Although LIZ’s effects on individual property owners are the basis of the lawsuits, some local leaders are concerned about a broader problem: They worry that LIZ is hampering economic development.
Cortez City Manager Hal Shepherd said the lack of a clearly defined industrial zone could deter some businesses from locating here. He said he has urged that some areas away from residential areas be “pre-zoned” as industrial.
“The problem is we have few industrial sites, so if we do get lucky and get somebody to come take a look at us and they know they’re going to have to go through a re-zoning situation, they’ll probably go somewhere else,” he said. “During the six months it takes to go through the zoning process and public hearing, they could be starting up someplace else.”
He said he would like to see at least a couple hundred acres zoned for light industry – “not smokestacks” – where a few businesses could locate. Having industries to create jobs is critical to the local economy, he said.
“You don’t create a sustainable economy by just having retirees and people on limited incomes. You need that money from salaries to change hands four or six times in the community if our retail is going to make it.”
The area already suffers from the absence of an interstate highway or major airport, Shepherd said, so an uncertain zoning system is just an additional obstacle to economic development.
The easy availability of domestic water fuels sprawling residential growth and further crowds out places where industry might locate, he said. Without zoning, Shepherd said, even when a business does starts up in a remote rural part of the county, it may soon find itself surrounded by homes as adjoining agricultural tracts are subdivided.
“Then you’ll have a conflict between the later-arriving residential users that don’t like the noise and trucks and traffic associated with the business.”
He said LIZ was probably a “great first step” for the county but that an overall plan is needed to guide growth.

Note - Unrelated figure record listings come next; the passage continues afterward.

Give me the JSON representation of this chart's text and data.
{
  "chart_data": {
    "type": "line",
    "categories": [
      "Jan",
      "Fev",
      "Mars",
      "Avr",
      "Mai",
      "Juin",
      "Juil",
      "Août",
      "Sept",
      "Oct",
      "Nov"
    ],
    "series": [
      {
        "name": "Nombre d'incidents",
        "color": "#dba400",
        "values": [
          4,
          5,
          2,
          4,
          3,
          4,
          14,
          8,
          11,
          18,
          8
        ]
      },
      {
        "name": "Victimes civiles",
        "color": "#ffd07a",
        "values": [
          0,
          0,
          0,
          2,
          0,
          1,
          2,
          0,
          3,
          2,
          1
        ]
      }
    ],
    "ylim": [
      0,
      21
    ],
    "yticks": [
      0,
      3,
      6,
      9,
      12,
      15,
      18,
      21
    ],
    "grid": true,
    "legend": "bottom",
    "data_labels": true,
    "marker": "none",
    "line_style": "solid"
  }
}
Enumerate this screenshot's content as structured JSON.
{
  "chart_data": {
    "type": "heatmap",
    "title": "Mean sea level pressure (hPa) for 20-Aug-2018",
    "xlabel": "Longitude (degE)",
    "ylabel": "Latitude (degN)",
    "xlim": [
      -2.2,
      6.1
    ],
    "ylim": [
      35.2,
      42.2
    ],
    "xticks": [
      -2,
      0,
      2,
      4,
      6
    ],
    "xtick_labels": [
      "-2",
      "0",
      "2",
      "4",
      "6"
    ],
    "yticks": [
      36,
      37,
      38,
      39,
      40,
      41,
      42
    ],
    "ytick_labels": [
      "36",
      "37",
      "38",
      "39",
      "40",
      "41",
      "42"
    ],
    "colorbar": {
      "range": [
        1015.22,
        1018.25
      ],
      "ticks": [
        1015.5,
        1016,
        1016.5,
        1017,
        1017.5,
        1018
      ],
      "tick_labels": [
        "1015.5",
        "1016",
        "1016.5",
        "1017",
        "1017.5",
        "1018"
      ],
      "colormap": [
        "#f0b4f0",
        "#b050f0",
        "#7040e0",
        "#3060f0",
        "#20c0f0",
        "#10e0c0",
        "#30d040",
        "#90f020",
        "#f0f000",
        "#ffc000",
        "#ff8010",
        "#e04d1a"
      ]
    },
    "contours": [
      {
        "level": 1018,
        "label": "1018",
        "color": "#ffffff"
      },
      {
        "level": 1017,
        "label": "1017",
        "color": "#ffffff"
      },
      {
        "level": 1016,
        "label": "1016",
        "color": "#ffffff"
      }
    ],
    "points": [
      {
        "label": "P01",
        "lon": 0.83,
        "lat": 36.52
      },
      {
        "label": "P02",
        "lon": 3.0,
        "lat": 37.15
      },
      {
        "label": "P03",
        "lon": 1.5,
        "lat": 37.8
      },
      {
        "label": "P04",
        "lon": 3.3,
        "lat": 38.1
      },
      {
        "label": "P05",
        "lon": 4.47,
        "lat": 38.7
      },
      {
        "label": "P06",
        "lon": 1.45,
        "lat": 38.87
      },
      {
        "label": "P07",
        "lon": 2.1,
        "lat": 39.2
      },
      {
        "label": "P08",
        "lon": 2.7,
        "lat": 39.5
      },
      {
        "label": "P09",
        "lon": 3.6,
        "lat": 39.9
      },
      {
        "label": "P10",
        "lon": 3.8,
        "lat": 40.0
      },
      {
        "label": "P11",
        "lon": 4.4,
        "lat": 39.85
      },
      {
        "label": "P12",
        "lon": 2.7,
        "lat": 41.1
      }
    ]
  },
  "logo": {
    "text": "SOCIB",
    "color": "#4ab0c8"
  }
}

“I don’t think there is any vision to tell how this county’s going to look in the next 20 to 40 years,” he said.
‘Make a statement’
Findley concedes that LIZ may not offer much predictability, but he said most county residents probably wouldn’t support a conventional zoning system. He pointed out that the 1994 ballot question never mentioned zoning.
“I think LIZ has accommodated the resolution and the wishes of the people,” he said.
But, he added, the system would work better if more people would designate a zone.
“If it’s unzoned, they have made no statement as to what their neighborhood is going to be or their own land, other than the current use,” Findley said. “If I could make one request of the citizens it would be to zone their land,” he said. “Take advantage of LIZ and make a statement as to what the future of your neighborhood will be.”